Eighty patients (28 males, 52 females; age range, 19-84 years) from the University of Texas School of Dentistry at Houston were evaluated retrospectively. Measurements were taken on the central incisors, canines, and first molars of the right maxilla and left mandible. CAL was extracted from periodontal charts. The radiographic distance from the cementum-enamel junction (CEJ) to the alveolar crest was measured for tooth mesial and distal sites on PA/BW and CBCT images using MiPacs software and Anatomage Invivo software, respectively. One-way ANOVA and Pearson analysis were performed for statistical analyses.
The CEJ-crest distances for CBCT, PA/BW, and CAL were 2.56 ± 0.12, 2.04 ± 0.12, and 2.08 ± 0.17 mm (mean ± SD), respectively. CBCT exhibited larger values than the other two methods (p < 0.05). There were highly significant positive correlations among CBCT, PA/BW, and CAL measurements at all examined sites (p < 0.001). The Pearson correlation coefficient was higher for CBCT with CAL relative to PA/BW with CAL, but the difference was not significant (r = 0.64 and r = 0.55, respectively, p > 0.05).

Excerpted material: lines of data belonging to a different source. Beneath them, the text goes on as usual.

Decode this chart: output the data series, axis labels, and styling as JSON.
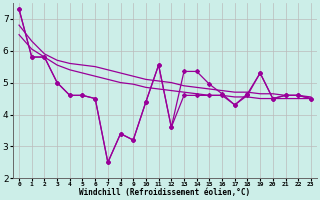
{
  "xlabel": "Windchill (Refroidissement éolien,°C)",
  "bg_color": "#cceee8",
  "line_color": "#990099",
  "grid_color": "#bbbbbb",
  "x": [
    0,
    1,
    2,
    3,
    4,
    5,
    6,
    7,
    8,
    9,
    10,
    11,
    12,
    13,
    14,
    15,
    16,
    17,
    18,
    19,
    20,
    21,
    22,
    23
  ],
  "y_zigzag": [
    7.3,
    5.8,
    5.8,
    5.0,
    4.6,
    4.6,
    4.5,
    2.5,
    3.4,
    3.2,
    4.4,
    5.55,
    3.6,
    4.6,
    4.6,
    4.6,
    4.6,
    4.3,
    4.6,
    5.3,
    4.5,
    4.6,
    4.6,
    4.5
  ],
  "y_smooth": [
    7.3,
    5.8,
    5.8,
    5.0,
    4.6,
    4.6,
    4.5,
    2.5,
    3.4,
    3.2,
    4.4,
    5.55,
    3.6,
    5.35,
    5.35,
    4.95,
    4.65,
    4.3,
    4.65,
    5.3,
    4.5,
    4.6,
    4.6,
    4.5
  ],
  "y_trend1": [
    6.8,
    6.3,
    5.9,
    5.7,
    5.6,
    5.55,
    5.5,
    5.4,
    5.3,
    5.2,
    5.1,
    5.05,
    5.0,
    4.9,
    4.85,
    4.8,
    4.75,
    4.7,
    4.7,
    4.65,
    4.65,
    4.6,
    4.6,
    4.55
  ],
  "y_trend2": [
    6.5,
    6.05,
    5.8,
    5.55,
    5.4,
    5.3,
    5.2,
    5.1,
    5.0,
    4.95,
    4.85,
    4.8,
    4.75,
    4.7,
    4.65,
    4.6,
    4.6,
    4.55,
    4.55,
    4.5,
    4.5,
    4.5,
    4.5,
    4.5
  ],
  "ylim": [
    2,
    7.5
  ],
  "yticks": [
    2,
    3,
    4,
    5,
    6,
    7
  ],
  "xlim": [
    -0.5,
    23.5
  ]
}
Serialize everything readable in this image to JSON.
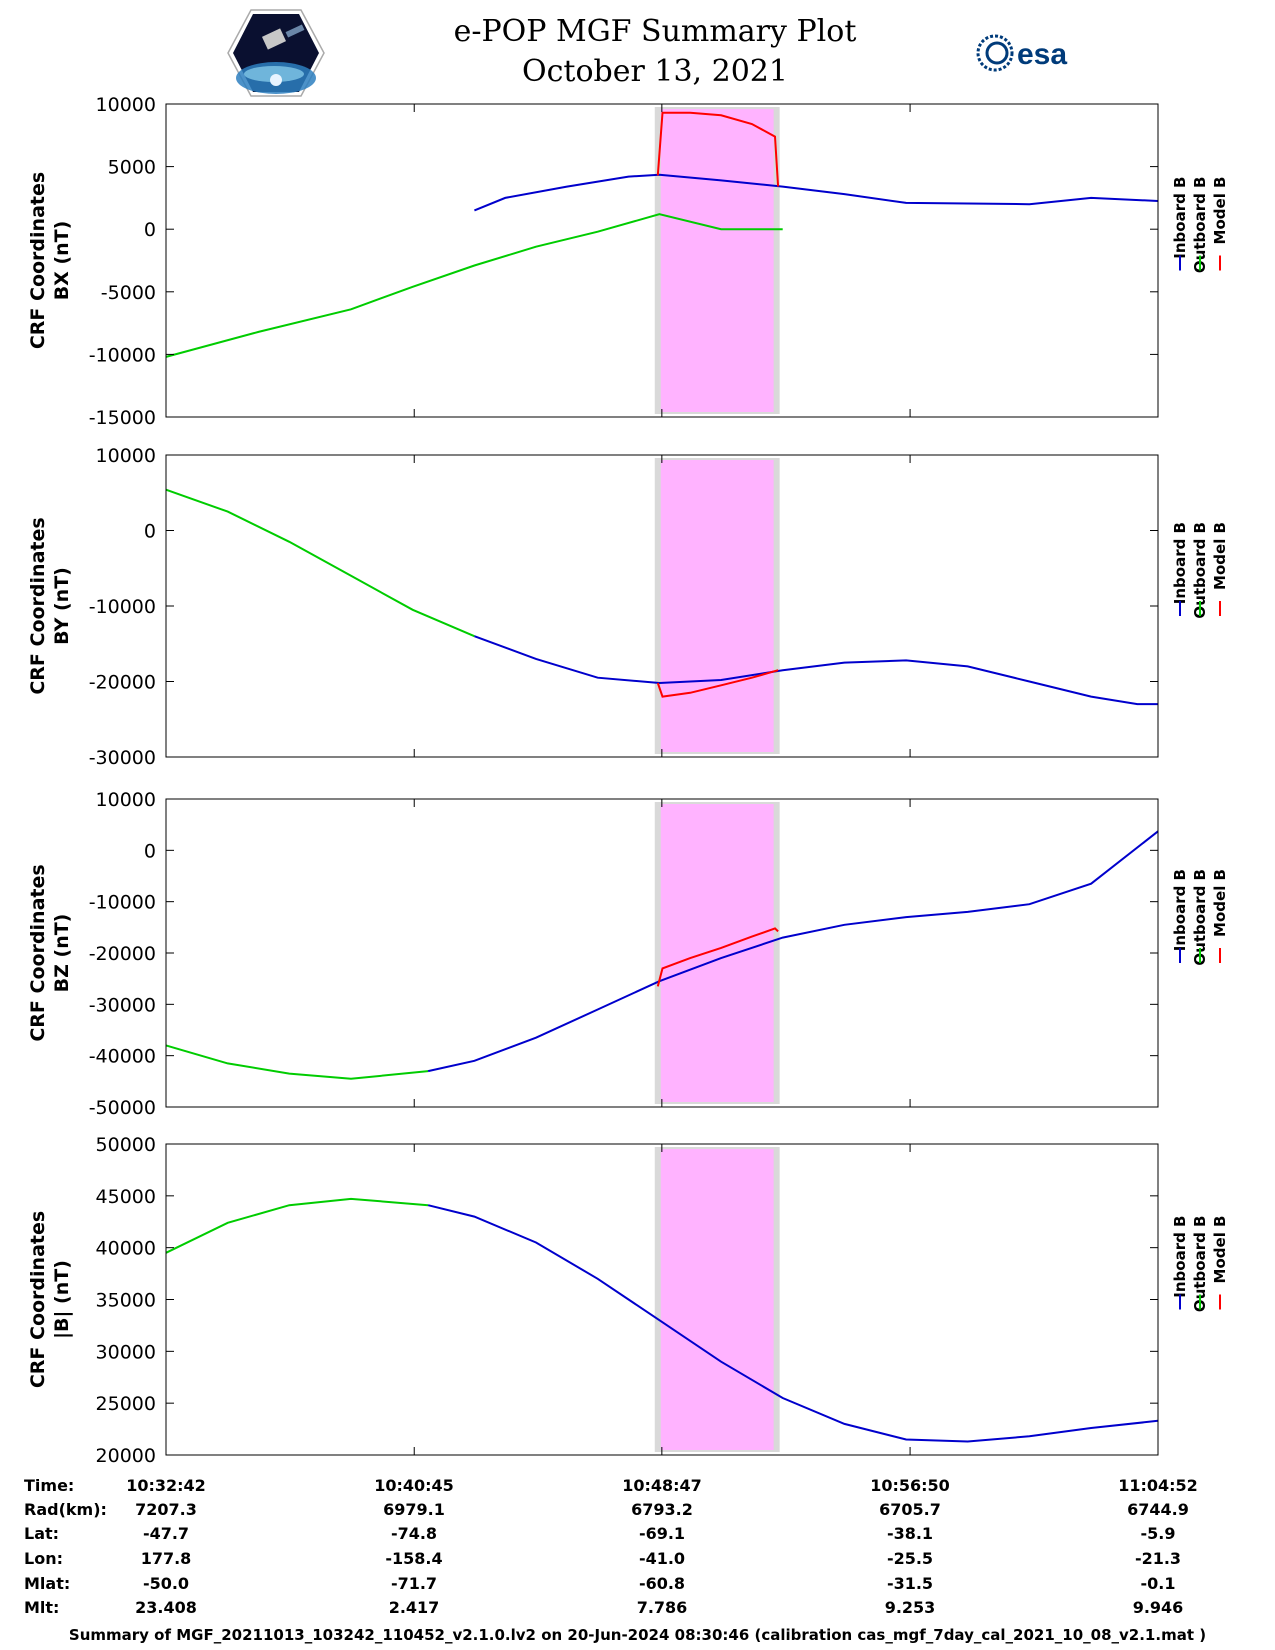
{
  "header": {
    "title": "e-POP MGF Summary Plot",
    "subtitle": "October 13, 2021",
    "logo_left": "CASSIOPE",
    "logo_right": "esa"
  },
  "legend_labels": [
    "Inboard B",
    "Outboard B",
    "Model B"
  ],
  "colors": {
    "inboard": "#0000cc",
    "outboard": "#00cc00",
    "model": "#ff0000",
    "highlight": "#ffb3ff",
    "highlight_border": "#d9d9d9"
  },
  "highlight_range": {
    "start_min": 15.85,
    "end_min": 19.9
  },
  "chart_data": [
    {
      "type": "line",
      "ylabel": "CRF Coordinates\nBX (nT)",
      "ylabel_lines": [
        "CRF Coordinates",
        "BX (nT)"
      ],
      "ylim": [
        -15000,
        10000
      ],
      "yticks": [
        -15000,
        -10000,
        -5000,
        0,
        5000,
        10000
      ],
      "xlim_min": [
        0,
        32.17
      ],
      "series": [
        {
          "name": "Outboard B",
          "x": [
            0,
            3,
            6,
            8,
            10,
            12,
            14,
            16,
            18,
            20
          ],
          "y": [
            -10200,
            -8200,
            -6400,
            -4600,
            -2900,
            -1400,
            -200,
            1200,
            0,
            0
          ]
        },
        {
          "name": "Inboard B",
          "x": [
            10,
            11,
            13,
            15,
            16,
            18,
            20,
            22,
            24,
            26,
            28,
            30,
            32.17
          ],
          "y": [
            1500,
            2500,
            3400,
            4200,
            4350,
            3900,
            3400,
            2800,
            2100,
            2050,
            2000,
            2500,
            2250
          ]
        },
        {
          "name": "Model B",
          "x": [
            15.95,
            16.1,
            17,
            18,
            19,
            19.75,
            19.85
          ],
          "y": [
            4300,
            9300,
            9300,
            9100,
            8400,
            7400,
            3400
          ]
        }
      ]
    },
    {
      "type": "line",
      "ylabel": "CRF Coordinates\nBY (nT)",
      "ylabel_lines": [
        "CRF Coordinates",
        "BY (nT)"
      ],
      "ylim": [
        -30000,
        10000
      ],
      "yticks": [
        -30000,
        -20000,
        -10000,
        0,
        10000
      ],
      "xlim_min": [
        0,
        32.17
      ],
      "series": [
        {
          "name": "Outboard B",
          "x": [
            0,
            2,
            4,
            6,
            8,
            10
          ],
          "y": [
            5400,
            2500,
            -1500,
            -6000,
            -10500,
            -14000
          ]
        },
        {
          "name": "Inboard B",
          "x": [
            10,
            12,
            14,
            16,
            18,
            20,
            22,
            24,
            26,
            28,
            30,
            31.5,
            32.17
          ],
          "y": [
            -14000,
            -17000,
            -19500,
            -20200,
            -19800,
            -18500,
            -17500,
            -17200,
            -18000,
            -20000,
            -22000,
            -23000,
            -23000
          ]
        },
        {
          "name": "Model B",
          "x": [
            15.95,
            16.1,
            17,
            18,
            19,
            19.85
          ],
          "y": [
            -20200,
            -22000,
            -21500,
            -20500,
            -19500,
            -18500
          ]
        }
      ]
    },
    {
      "type": "line",
      "ylabel": "CRF Coordinates\nBZ (nT)",
      "ylabel_lines": [
        "CRF Coordinates",
        "BZ (nT)"
      ],
      "ylim": [
        -50000,
        10000
      ],
      "yticks": [
        -50000,
        -40000,
        -30000,
        -20000,
        -10000,
        0,
        10000
      ],
      "xlim_min": [
        0,
        32.17
      ],
      "series": [
        {
          "name": "Outboard B",
          "x": [
            0,
            2,
            4,
            6,
            8.5
          ],
          "y": [
            -38000,
            -41500,
            -43500,
            -44500,
            -43000
          ]
        },
        {
          "name": "Inboard B",
          "x": [
            8.5,
            10,
            12,
            14,
            16,
            18,
            20,
            22,
            24,
            26,
            28,
            30,
            32.17
          ],
          "y": [
            -43000,
            -41000,
            -36500,
            -31000,
            -25500,
            -21000,
            -17000,
            -14500,
            -13000,
            -12000,
            -10500,
            -6500,
            3700
          ]
        },
        {
          "name": "Model B",
          "x": [
            15.95,
            16.1,
            17,
            18,
            19,
            19.75,
            19.85
          ],
          "y": [
            -26500,
            -23000,
            -21000,
            -19000,
            -16800,
            -15200,
            -15800
          ]
        }
      ]
    },
    {
      "type": "line",
      "ylabel": "CRF Coordinates\n|B| (nT)",
      "ylabel_lines": [
        "CRF Coordinates",
        "|B| (nT)"
      ],
      "ylim": [
        20000,
        50000
      ],
      "yticks": [
        20000,
        25000,
        30000,
        35000,
        40000,
        45000,
        50000
      ],
      "xlim_min": [
        0,
        32.17
      ],
      "series": [
        {
          "name": "Outboard B",
          "x": [
            0,
            2,
            4,
            6,
            8.5
          ],
          "y": [
            39500,
            42400,
            44100,
            44700,
            44100
          ]
        },
        {
          "name": "Inboard B",
          "x": [
            8.5,
            10,
            12,
            14,
            16,
            18,
            20,
            22,
            24,
            26,
            28,
            30,
            32.17
          ],
          "y": [
            44100,
            43000,
            40500,
            37000,
            33000,
            29000,
            25500,
            23000,
            21500,
            21300,
            21800,
            22600,
            23300
          ]
        }
      ]
    }
  ],
  "table": {
    "row_labels": [
      "Time:",
      "Rad(km):",
      "Lat:",
      "Lon:",
      "Mlat:",
      "Mlt:"
    ],
    "columns": [
      [
        "10:32:42",
        "7207.3",
        "-47.7",
        "177.8",
        "-50.0",
        "23.408"
      ],
      [
        "10:40:45",
        "6979.1",
        "-74.8",
        "-158.4",
        "-71.7",
        "2.417"
      ],
      [
        "10:48:47",
        "6793.2",
        "-69.1",
        "-41.0",
        "-60.8",
        "7.786"
      ],
      [
        "10:56:50",
        "6705.7",
        "-38.1",
        "-25.5",
        "-31.5",
        "9.253"
      ],
      [
        "11:04:52",
        "6744.9",
        "-5.9",
        "-21.3",
        "-0.1",
        "9.946"
      ]
    ]
  },
  "footer": "Summary of MGF_20211013_103242_110452_v2.1.0.lv2 on 20-Jun-2024 08:30:46 (calibration cas_mgf_7day_cal_2021_10_08_v2.1.mat )"
}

This study validates the suitability of CBCT for periodontal assessment. Further studies are necessary to optimize the measurement methodology with CBCT.
锥形束计算机断层扫描(CBCT)已在牙科的许多领域广泛应用。然而,关于CBCT评估牙周状况的准确性知之甚少。本研究的目的是比较CBCT、临床附着丧失(CAL)测量和根尖片(PA)/咬合翼片(BW)X线摄影之间的牙周评估,并进行相关性分析。
对来自休斯顿德克萨斯大学牙科学院的80例患者(28例男性,52例女性;年龄范围19 - 84岁)进行回顾性评估。测量右侧上颌和左侧下颌的中切牙、尖牙和第一磨牙。CAL数据取自牙周检查表。分别使用MiPacs软件和Anatomage Invivo软件在PA/BW和CBCT图像上测量牙齿近中和远中位点从牙骨质 - 釉质界(CEJ)到牙槽嵴的影像学距离。进行单因素方差分析和Pearson分析以进行统计学分析。
CBCT、PA/BW和CAL的CEJ - 牙槽嵴距离分别为2.56 ± 0.12、2.04 ± 0.12和2.08 ± 0.17 mm(平均值±标准差)。CBCT显示的值大于其他两种方法(p < 0.05)。在所有检查位点,CBCT、PA/BW和CAL测量之间存在高度显著的正相关性(p < 0.001)。CBCT与CAL之间的Pearson相关系数高于PA/BW与CAL之间的相关系数,但差异不显著(分别为r = 0.64和r = 0.55,p > 0.05)。
本研究验证了CBCT用于牙周评估的适用性。有必要进一步研究以优化CBCT的测量方法。